The Fastest Fourier Transform in the West has some internal parameters for fine tuning exactly how it performs the FFT. For optimal results, you measure the effect of these parameters directly to find the absolutely optimal way to do that transform, but this is overhead that usually takes longer than just doing the transform the "slow" way, so it is only worth doing when you will be doing a whole bunch of similar transforms (e.g. in a spectrogram, filter, etc.).
So FFTW uses different planners, e.g. "patient" and "estimate", the latter being the default. No matter which planner you use, FFTW gathers "wisdom" about plans and doesn't have to recalculate them in the same session.
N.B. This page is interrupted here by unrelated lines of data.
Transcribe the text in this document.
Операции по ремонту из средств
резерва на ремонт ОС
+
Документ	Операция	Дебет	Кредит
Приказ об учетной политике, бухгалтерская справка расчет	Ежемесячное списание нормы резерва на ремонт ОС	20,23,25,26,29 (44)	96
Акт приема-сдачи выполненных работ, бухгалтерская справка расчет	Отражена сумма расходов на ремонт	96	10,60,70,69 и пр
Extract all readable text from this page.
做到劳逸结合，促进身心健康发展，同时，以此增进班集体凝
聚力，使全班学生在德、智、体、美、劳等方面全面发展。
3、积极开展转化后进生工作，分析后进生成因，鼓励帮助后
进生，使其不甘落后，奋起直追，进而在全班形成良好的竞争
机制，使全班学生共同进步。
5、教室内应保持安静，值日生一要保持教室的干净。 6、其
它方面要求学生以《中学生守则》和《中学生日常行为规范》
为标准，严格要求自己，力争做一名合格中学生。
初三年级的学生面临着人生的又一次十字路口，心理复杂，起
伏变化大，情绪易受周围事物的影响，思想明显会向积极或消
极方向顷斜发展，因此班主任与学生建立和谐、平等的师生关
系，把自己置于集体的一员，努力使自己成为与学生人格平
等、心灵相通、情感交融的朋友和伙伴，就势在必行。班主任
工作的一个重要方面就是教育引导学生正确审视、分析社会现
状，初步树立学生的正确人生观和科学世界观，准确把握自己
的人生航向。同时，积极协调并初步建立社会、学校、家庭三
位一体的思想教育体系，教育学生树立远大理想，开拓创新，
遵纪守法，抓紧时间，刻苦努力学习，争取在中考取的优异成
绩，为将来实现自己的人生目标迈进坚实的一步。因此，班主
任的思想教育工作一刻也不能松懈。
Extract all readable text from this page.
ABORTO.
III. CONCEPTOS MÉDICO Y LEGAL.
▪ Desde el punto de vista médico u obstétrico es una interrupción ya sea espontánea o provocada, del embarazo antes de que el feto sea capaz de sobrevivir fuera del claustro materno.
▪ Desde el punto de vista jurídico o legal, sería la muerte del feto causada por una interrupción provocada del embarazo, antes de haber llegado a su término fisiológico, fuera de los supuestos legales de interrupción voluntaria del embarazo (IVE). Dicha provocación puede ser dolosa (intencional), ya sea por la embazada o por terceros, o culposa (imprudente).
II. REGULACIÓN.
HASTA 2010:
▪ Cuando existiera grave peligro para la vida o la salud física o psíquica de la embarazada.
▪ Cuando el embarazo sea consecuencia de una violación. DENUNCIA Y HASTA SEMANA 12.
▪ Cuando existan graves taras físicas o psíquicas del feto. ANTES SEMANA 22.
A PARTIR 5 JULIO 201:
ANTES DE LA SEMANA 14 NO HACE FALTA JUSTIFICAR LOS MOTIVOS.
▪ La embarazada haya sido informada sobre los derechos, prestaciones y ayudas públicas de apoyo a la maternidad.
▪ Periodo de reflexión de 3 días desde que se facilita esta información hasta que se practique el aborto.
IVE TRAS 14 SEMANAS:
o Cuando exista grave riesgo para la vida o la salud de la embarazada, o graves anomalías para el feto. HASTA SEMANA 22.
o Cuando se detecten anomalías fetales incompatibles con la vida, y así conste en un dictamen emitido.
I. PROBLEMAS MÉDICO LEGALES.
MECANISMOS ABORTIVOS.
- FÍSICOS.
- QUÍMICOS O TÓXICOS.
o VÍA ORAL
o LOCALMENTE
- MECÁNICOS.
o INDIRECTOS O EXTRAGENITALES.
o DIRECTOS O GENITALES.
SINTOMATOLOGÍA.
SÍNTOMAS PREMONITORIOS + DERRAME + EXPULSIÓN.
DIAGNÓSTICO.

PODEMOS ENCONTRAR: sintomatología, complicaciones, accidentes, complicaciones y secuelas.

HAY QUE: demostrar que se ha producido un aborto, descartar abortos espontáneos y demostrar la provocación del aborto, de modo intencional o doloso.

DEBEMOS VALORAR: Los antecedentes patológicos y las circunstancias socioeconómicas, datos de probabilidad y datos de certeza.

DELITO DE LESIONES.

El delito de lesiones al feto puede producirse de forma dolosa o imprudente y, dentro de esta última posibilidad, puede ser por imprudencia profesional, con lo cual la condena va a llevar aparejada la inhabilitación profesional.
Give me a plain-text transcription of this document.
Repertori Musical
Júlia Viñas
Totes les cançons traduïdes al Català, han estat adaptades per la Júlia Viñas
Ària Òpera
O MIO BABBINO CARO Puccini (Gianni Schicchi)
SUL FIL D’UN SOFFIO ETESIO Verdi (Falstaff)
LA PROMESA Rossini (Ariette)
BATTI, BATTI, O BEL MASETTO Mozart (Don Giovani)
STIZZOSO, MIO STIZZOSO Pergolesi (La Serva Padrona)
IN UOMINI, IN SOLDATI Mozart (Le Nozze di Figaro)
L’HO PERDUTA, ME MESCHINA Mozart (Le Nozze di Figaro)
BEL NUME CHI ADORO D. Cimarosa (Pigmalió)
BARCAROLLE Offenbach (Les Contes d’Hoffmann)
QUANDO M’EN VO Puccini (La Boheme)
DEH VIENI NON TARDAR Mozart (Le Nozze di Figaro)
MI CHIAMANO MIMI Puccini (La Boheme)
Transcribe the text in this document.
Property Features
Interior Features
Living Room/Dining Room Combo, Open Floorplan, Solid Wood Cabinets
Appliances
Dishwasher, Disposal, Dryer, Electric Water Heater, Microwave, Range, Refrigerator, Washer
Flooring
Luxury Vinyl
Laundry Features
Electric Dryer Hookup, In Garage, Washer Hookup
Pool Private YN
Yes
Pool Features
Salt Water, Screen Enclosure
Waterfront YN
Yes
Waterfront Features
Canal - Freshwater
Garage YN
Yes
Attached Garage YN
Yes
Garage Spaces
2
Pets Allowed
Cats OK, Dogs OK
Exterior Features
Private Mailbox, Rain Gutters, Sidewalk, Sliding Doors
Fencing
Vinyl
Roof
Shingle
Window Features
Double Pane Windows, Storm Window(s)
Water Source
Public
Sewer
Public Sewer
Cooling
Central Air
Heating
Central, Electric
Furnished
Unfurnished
Additionally, this wisdom can be saved to disk (in /etc/fftw/wisdom
).
FFTW ships with fftw-wisdom
, a program to generate wisdom which you can save to disk for the benefit of all FFTW-using programs. You run it something like fftw-wisdom -c -v -o /etc/fftw/wisdom
, which takes several hours. I did this, and I found that the generated wisdom refused to be read. Oops. So I have done something almost as good (and which takes much less time).
In my case, I usually use FFTW within Octave. I'm sure it's in use many other places (video and audio encoders/decoders, etc.) but when I care about the marginal speed gains it's usually in Octave. Octave gives you access to the wisdom and planners, so you can save the wisdom to disk. Set the planner to "patient" (or "exhaustive" even):
octave:1> fftw('planner','exhaustive');
Then we need to perform an FFT for each plan that we care to optimize. Octave (and MATLAB) only seem to do complex-to-complex transforms, first transforming real data to complex, so all we need to do is generate a vector and perform the FFT for the various sizes we care about. In my case (audio) this does the trick:
octave:2> x = rand(2^15,1);
octave:3> for i=1:15; fft(x,2^i); end
octave:4> fftw('dwisdom')
ans = (fftw-3.1.3 fftw_wisdom
...
)
Copy that answer string and stick it in /etc/fftw/wisdom
. Test it by running fftw-wisdom
from the command line. If you do transforms that aren't powers of 2, or are 2-dimensional, etc., the idea is the same. In the future, Octave will read and add to the wisdom already there, so you can build on it over time. If anyone knows a way to automatically save wisdom on exit from Octave (really, a way to automatically do arbitrary code on exit—the code to save the wisdom is simple enough), that would be a neat trick that I'd love to have.
Oh, and if anyone wants to write a patch for Octave to get it to use a real-to-complex transform when applicable that would be approximately a factor of 2 speedup. I might dive in someday, if the need arises.